This post is part of the On the Margin blog.
Ruby Tuesday Inc. is a much different company today than it was a decade ago. Specifically, it's a lot smaller and serves a lot fewer customers.
Since 2007, the Maryville, Tenn.-based casual dining has lost more than a third of its locations. Its system sales are down 50 percent. It last made a profit during Barack Obama’s first term.
The company has gone through several chief executives. It created chains and closed them. It bought one chain and sold it for half the purchase price.
On Monday, Ruby Tuesday was finally sold to a private investor in NRD Capital, which is paying $2.40 a share for a chain that once traded at $30 in a deal giving Ruby Tuesday an enterprise value of $335 million.
The company said it plans to take a “long-term view” of Ruby Tuesday and hopes to get the chain back on its feet outside the glare that comes with being a publicly traded company.
Here are five reasons why that needed to happen:
Same-store sales have been falling for years. Ruby Tuesday’s same-store sales began declining in about 2006. Those declines are generally viewed as the first real sign that casual-dining chains were in trouble.
The declines have had a real impact on unit volumes at the casual dining chain, which have fallen by more than 20 percent over the past decade. That’s substantial, especially considering the number of locations has fallen by more than a third — meaning the chain has taken out its underperforming locations.
That sales weakness has continued this year. Traffic fell 9.4 percent in the quarter ended Sept. 5. That’s bad for a chain that is already among the weakest full-service concepts based on unit volumes. Ruby Tuesday’s unit volumes were less than $1.6 million, according to SEC filings. Only a half-dozen full-service chains have lower unit volumes, according to the NRN Top 200.
Bar & grill chains are on the outs. Ruby Tuesday operates in a sub-sector of the restaurant business that is in steep decline. Bar & grill chains Applebee’s, Chili’s, TGI Friday’s and Ruby Tuesday were among the hottest restaurants in the country in the 1990s and into the 2000s. But these days their sales are declining, as the chains are changing management and looking for ways to get sales back in a positive direction.
Bar & grill chains likely have to close hundreds of units to get supply more in line with current demand. The challenges with the bar & grill sector make it all the more difficult for Ruby Tuesday to make a comeback.
It’s more valuable as a real estate play. The sale to NRD gives Ruby Tuesday an enterprise value of $335 million. Its property and equipment assets are valued at $583 million, according to SEC documents. In other words, Ruby Tuesday the chain is worth negative $248 million.
To be sure, listed property values on balance sheets tend to be generous and the liquidation value is likely much lower (Please, no explanatory emails). But it illustrates where Ruby Tuesday’s value is, and it’s not in the casual-dining brand.
If Ruby Tuesday had leased its space, the company likely would have filed for bankruptcy and would have been sold for a much smaller price than it fetched on Monday.
The chain is losing money. Ruby Tuesday lost $106 million and $50.7 million in the past two years, respectively. In fact, the chain hasn’t reported an annual profit since 2011.
The company has survived those losses by selling off real estate and closing stores.
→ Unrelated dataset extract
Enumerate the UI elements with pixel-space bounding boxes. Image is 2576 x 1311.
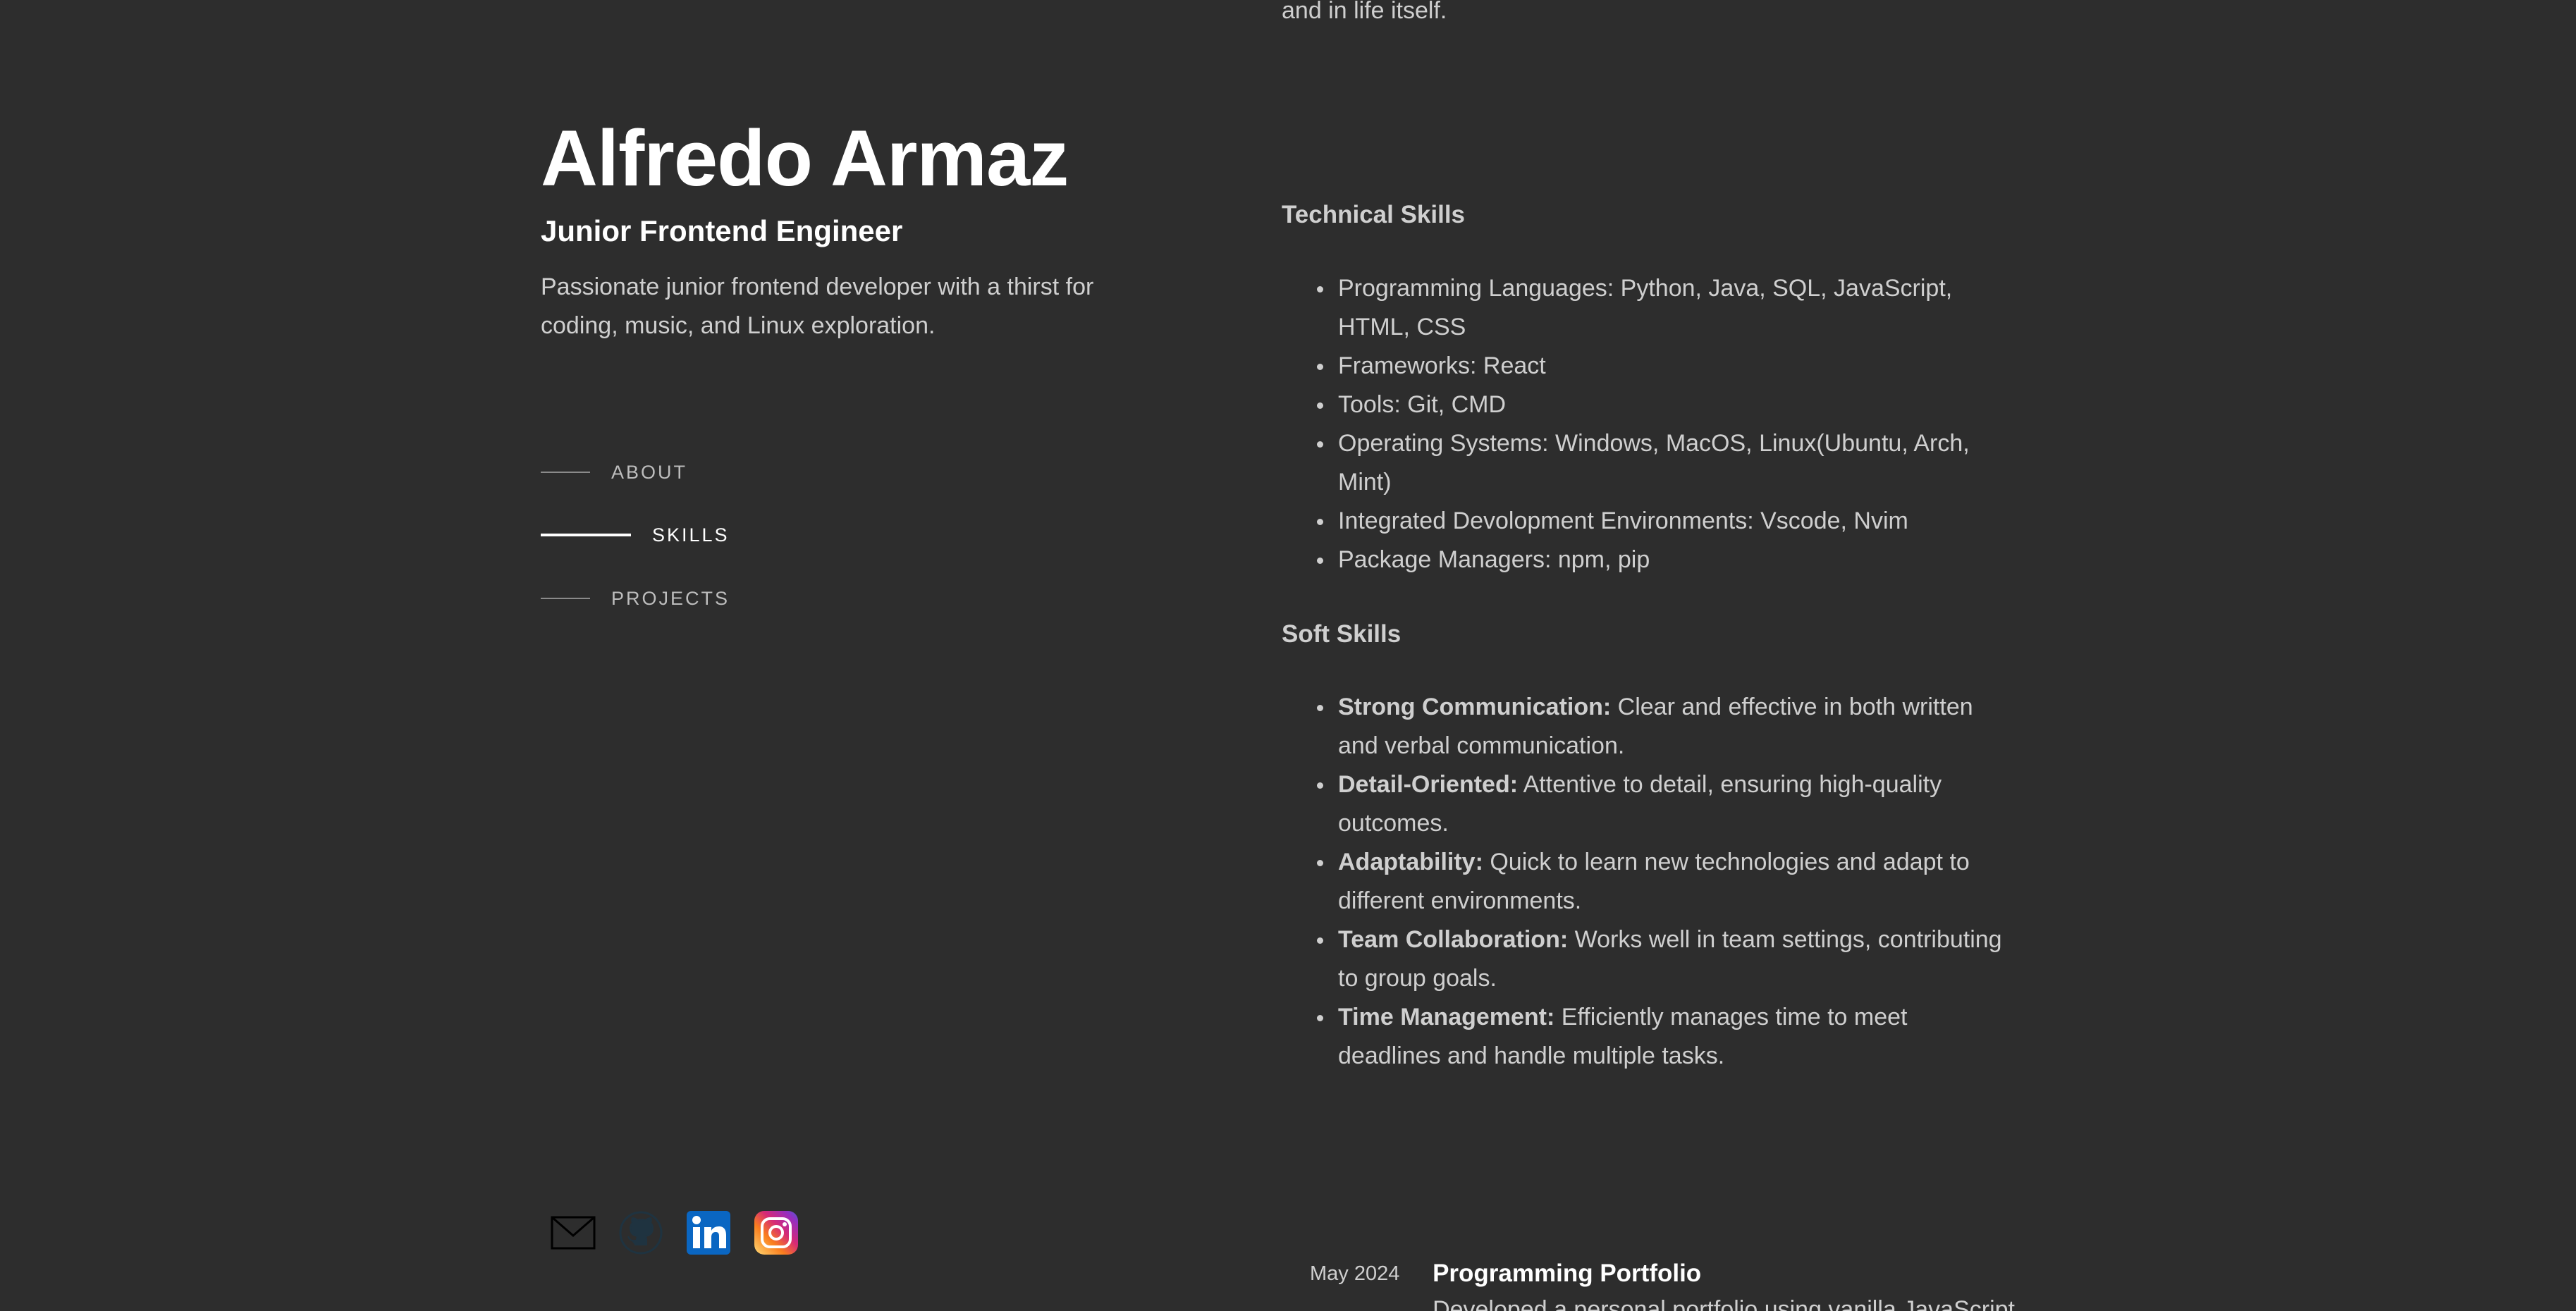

The losses have also kept the company from making the investments some of its rivals have made to improve operations.
Of course, given that none of their rivals are doing much to generate sales growth, who knows whether it would have helped?
The company has a history of strange moves. As Ruby Tuesday’s sales struggled, executives started or made investments in secondary concepts, including an Asian concept, Wok Hay, and a seafood concept, Marlin & Ray’s. It converted one Ruby Tuesday location into a Jim ‘N Nick’s Bar-B-Q before abandoning the plan.
In 2012, the company acquired Lime Fresh Mexican Grill for $24 million. It sold the assets four years later in a pair of separate deals totaling $10.6 million.
What, exactly, NRD plans to do with its casual dining brand remains to be seen. But its task will not be easy.
Jonathan Maze, Nation’s Restaurant News senior financial editor, does not directly own stock or interest in a restaurant company.